In other communities, the majority of students are minorities in Washington it is only 13% state average. When the number of minorities starts to overtake the white populaton that's when things start to happen in school.

People are restless, they want an education, but from their point of view, its like Mount Everest. School puts way too many obstacles in front of kids and for what - a high school diploma that says you sat in school for 12 years. It is meaningless for most kids.

So I don't have patience any longer with white people who keep saying school is great for their kids. Yeah and they probably like pulling legs off flies too.

The interesting thing about Core Plus is the white kids despise it most. They can describe how bad math really is. And their is a group of kids who measure their success by the latinoes who are failing school. Talk about narrow-minded - these are neanderthals...

The Latinos can't read it, so they can't comment on something they don't understand.

dan dempsey said...

Anon at 2:42,

Hang in there. Great changes are coming and sooner than you might think. The National Math Panel report has specific references to programs like Core-Plus.
The new Washington Standards will be taking the National Math Panel report into account and that is a good thing.

The NMP report makes specific reference to what algebra should look like. That leaves Core-Plus and IMP et al. out in the cold. There is also a specific recommendation made that programs that use spiraling of the kind used in Everyday Math are to be avoided.

Read my posting of the National Math Panel report on the Save Seattle Schools Blog.

Anonymous said...

Its really a shame - these guys should be hung by their toes for a fraud that has been going on for decades. You would think someone would have said this is unreasonable, it doesn't make sense, why are all these kids failing.

It is stupifying when you realize how many children's lives have been adversely affected by these cold-blooded losers.

They deserve to be humiliated and ridiculed, that's what they've been doing and nothing will shake my belief that these are racial bigots who conspired to prove themselves superior to other people.

This is why the US needs to change the way it evaluates curriculum. With this regime anything goes - bandwagon is an apt description. The leadership in the NSF, NCTM, MAA, and AAAS deserve most of the credit for keeping this creepy conspiracy alive. Where were the safeguards.

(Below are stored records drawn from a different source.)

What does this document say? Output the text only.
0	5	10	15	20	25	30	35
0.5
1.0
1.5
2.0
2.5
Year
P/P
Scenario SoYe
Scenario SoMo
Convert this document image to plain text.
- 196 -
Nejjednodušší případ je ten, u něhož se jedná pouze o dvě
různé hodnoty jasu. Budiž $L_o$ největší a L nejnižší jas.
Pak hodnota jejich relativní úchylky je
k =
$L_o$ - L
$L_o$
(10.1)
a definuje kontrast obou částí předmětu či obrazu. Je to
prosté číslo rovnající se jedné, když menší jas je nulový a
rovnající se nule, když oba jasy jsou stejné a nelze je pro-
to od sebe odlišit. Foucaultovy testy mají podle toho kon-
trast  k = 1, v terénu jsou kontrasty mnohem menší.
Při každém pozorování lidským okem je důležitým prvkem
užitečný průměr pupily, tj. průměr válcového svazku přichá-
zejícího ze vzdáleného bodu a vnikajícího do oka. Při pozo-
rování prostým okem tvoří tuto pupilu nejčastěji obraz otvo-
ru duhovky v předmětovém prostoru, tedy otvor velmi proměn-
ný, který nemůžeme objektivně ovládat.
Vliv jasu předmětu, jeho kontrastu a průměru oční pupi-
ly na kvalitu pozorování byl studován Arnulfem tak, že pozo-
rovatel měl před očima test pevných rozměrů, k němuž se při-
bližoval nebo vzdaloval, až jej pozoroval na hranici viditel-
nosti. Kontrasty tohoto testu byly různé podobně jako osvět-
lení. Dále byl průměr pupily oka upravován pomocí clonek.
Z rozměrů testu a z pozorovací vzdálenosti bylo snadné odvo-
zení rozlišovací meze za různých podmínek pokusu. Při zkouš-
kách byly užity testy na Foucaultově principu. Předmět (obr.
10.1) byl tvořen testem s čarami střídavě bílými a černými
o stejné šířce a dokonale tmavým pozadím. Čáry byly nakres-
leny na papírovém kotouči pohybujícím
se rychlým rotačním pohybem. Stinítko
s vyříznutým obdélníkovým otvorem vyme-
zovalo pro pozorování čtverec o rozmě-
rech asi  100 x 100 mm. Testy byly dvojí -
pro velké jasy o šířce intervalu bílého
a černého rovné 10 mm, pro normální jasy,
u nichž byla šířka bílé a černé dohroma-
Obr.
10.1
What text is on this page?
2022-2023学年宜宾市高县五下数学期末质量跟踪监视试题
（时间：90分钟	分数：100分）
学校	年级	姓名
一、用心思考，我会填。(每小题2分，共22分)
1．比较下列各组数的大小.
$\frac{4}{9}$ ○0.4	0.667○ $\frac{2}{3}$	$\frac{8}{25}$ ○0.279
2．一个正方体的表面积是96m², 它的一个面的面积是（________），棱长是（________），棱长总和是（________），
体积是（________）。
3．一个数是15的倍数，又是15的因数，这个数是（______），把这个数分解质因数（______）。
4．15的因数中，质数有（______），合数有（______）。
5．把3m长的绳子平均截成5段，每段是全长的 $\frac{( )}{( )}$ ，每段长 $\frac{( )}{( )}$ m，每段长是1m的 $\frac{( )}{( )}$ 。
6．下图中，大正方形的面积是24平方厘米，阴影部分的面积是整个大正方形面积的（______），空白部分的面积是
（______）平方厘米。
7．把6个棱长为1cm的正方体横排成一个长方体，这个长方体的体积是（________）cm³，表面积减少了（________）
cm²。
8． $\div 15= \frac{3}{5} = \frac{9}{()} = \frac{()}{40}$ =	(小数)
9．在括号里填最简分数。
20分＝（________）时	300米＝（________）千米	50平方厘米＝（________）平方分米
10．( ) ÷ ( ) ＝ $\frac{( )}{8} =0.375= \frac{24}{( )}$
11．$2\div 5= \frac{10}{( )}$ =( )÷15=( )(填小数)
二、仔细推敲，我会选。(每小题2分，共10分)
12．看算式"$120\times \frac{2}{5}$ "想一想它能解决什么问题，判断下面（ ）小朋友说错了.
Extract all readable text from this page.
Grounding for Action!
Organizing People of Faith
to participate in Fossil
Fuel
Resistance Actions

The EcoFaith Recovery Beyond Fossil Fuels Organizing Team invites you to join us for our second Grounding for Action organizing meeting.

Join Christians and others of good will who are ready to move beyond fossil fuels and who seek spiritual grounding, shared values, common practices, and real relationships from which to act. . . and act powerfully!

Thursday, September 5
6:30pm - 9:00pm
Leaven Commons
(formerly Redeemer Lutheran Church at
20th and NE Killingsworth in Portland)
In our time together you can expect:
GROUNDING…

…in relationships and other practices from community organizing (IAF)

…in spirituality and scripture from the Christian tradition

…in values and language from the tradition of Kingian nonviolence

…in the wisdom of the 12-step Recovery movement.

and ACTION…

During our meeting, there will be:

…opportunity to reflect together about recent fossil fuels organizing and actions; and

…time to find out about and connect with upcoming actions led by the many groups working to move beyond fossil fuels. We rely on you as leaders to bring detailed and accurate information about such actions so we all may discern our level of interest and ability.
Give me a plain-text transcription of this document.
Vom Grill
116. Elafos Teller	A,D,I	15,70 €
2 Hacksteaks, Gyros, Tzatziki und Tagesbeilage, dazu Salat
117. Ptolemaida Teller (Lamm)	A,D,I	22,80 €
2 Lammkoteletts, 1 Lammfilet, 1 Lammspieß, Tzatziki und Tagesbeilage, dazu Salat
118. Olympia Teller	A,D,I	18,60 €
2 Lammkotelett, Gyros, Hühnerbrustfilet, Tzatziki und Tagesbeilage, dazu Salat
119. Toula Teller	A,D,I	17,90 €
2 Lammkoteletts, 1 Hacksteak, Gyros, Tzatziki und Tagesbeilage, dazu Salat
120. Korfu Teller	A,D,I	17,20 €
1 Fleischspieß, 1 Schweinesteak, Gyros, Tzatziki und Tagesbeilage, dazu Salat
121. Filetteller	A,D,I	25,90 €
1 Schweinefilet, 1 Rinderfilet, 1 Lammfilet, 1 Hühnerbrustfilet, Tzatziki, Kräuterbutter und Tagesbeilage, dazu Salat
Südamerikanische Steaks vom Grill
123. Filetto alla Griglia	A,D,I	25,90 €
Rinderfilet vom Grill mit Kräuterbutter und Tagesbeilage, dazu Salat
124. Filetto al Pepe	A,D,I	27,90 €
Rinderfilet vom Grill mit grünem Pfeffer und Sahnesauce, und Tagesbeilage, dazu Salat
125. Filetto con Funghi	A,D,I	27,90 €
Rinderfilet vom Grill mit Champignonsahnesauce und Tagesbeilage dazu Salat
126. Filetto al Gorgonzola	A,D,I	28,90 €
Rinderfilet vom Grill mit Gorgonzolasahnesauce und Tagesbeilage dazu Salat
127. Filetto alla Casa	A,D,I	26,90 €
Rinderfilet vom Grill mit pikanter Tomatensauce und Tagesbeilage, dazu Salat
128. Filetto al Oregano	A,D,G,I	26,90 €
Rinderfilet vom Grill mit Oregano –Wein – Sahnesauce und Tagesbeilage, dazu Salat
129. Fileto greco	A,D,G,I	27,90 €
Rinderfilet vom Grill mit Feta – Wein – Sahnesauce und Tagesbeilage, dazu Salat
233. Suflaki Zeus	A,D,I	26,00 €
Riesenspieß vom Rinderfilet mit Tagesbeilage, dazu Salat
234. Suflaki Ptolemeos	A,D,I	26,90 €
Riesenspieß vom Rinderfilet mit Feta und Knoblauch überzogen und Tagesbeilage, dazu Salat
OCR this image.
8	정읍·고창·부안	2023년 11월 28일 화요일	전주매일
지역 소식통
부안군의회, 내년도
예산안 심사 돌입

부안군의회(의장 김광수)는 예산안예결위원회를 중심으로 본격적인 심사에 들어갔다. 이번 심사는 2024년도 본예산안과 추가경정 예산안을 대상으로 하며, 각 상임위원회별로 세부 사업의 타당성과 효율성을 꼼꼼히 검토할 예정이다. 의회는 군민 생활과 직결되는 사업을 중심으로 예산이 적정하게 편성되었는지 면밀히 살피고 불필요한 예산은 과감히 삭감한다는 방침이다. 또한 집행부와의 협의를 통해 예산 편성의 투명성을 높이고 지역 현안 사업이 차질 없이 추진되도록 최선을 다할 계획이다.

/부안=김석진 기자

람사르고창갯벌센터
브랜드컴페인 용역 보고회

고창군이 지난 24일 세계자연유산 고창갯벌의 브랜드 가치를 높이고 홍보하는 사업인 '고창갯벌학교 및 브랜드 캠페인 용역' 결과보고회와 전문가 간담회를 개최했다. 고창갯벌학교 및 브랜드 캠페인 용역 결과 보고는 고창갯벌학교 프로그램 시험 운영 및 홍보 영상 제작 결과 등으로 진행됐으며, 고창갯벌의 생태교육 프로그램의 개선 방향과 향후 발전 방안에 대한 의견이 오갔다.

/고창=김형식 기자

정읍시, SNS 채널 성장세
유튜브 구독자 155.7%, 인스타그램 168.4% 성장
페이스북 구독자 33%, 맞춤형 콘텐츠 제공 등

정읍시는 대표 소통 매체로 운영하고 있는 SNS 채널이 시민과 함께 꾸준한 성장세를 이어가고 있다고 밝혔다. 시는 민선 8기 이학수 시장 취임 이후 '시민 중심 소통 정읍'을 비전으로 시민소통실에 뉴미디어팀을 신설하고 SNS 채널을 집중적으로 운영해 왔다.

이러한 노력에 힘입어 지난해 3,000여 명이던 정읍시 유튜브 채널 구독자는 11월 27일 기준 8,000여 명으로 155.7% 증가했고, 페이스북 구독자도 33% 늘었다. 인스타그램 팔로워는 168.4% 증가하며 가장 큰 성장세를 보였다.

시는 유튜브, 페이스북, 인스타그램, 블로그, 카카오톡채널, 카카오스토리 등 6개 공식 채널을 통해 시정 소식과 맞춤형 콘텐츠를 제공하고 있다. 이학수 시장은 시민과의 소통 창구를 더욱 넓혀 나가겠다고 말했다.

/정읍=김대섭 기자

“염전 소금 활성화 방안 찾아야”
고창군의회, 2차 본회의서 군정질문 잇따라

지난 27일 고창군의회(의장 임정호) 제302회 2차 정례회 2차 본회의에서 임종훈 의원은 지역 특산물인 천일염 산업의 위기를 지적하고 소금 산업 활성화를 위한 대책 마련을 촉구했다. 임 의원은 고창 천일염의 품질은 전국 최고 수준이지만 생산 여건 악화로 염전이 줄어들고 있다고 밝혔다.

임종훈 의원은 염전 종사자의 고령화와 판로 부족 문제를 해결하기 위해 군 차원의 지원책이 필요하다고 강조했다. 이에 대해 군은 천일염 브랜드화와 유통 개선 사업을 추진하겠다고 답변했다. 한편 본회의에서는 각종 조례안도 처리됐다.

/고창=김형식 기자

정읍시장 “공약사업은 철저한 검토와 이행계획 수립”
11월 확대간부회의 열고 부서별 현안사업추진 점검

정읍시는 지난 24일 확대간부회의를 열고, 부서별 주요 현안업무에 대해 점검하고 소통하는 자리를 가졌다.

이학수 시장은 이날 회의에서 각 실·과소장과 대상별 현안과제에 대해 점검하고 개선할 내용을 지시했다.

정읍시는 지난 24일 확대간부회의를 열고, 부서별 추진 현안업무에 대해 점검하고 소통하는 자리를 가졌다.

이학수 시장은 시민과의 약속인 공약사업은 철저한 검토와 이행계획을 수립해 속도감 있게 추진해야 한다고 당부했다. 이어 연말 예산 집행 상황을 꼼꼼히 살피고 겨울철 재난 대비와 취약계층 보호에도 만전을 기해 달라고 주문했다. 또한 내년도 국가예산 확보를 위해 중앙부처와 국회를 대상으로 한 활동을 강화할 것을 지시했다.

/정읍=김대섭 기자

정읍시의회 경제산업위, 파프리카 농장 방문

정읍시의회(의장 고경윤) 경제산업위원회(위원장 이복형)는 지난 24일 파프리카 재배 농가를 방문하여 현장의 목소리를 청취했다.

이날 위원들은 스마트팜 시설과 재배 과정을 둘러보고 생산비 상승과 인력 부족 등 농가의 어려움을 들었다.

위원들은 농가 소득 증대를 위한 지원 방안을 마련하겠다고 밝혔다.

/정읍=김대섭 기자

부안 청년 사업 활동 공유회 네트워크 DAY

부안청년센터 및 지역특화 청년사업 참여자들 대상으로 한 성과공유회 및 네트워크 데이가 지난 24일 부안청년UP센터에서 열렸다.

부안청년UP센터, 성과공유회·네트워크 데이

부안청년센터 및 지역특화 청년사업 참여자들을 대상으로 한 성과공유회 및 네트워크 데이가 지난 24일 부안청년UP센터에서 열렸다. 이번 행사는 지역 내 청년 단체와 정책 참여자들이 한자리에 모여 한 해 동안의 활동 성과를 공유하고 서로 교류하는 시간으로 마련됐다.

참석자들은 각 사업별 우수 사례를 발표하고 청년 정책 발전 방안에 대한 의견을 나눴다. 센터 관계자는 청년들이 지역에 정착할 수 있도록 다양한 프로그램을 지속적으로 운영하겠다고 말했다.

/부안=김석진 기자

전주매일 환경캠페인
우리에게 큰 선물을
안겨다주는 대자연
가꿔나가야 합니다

Why wasn't there more interest from professional educators. Racists - that's all I can say - a bunch of *$##@* racists - and when you read about the history of the KKK, you find so many of the same parallels - it makes you wonder who is running our society.

Anonymous said...

Math really ought to look more like what an engineer should know - aside from algebra the other huge obstacle is awful geometry we teach - its not analytical - I am ashamed to call it formal proofs. So many kids fail in this part of geometry and its not even taught properly. The teachers do not understand proofs and yet we fail kids needlessly because of poor curriculum (textbooks, teachers, supplemental garbage, etc.) Its diabolic.

If we thought first about the types of careers and what type of math they needed (as with Singapore) we would not be sitting here 30 years behind everyone else trying to figure out what are the properties of a quadrilateral.

Words do not describe how I feel about our backward education system. And to see how our children have changed because of it. Wasteful and purposeless.

And I read today that the healthcare system in the US rates below Botswana's and it is the most expensive in the world. Sounds like our schools to me. elected bureacrats and petty dictators that's what our government has become. This isn't any different than Hell...

dan dempsey said...

Hey Folks,

Change may be on the way. Although the SPS and Dr Bergeson have continually ignored rational thought processes, let us see how far they get should they attempt to ignore the National Math Panel report.

The first major shoot out in the North West is Scheduled for March 26th at 4 PM at the JSCEE when the School Board has a work session on the high school math adoption.

It is believed that the administration will recommend IMP, unless they have come to their senses, which would be hard to believe.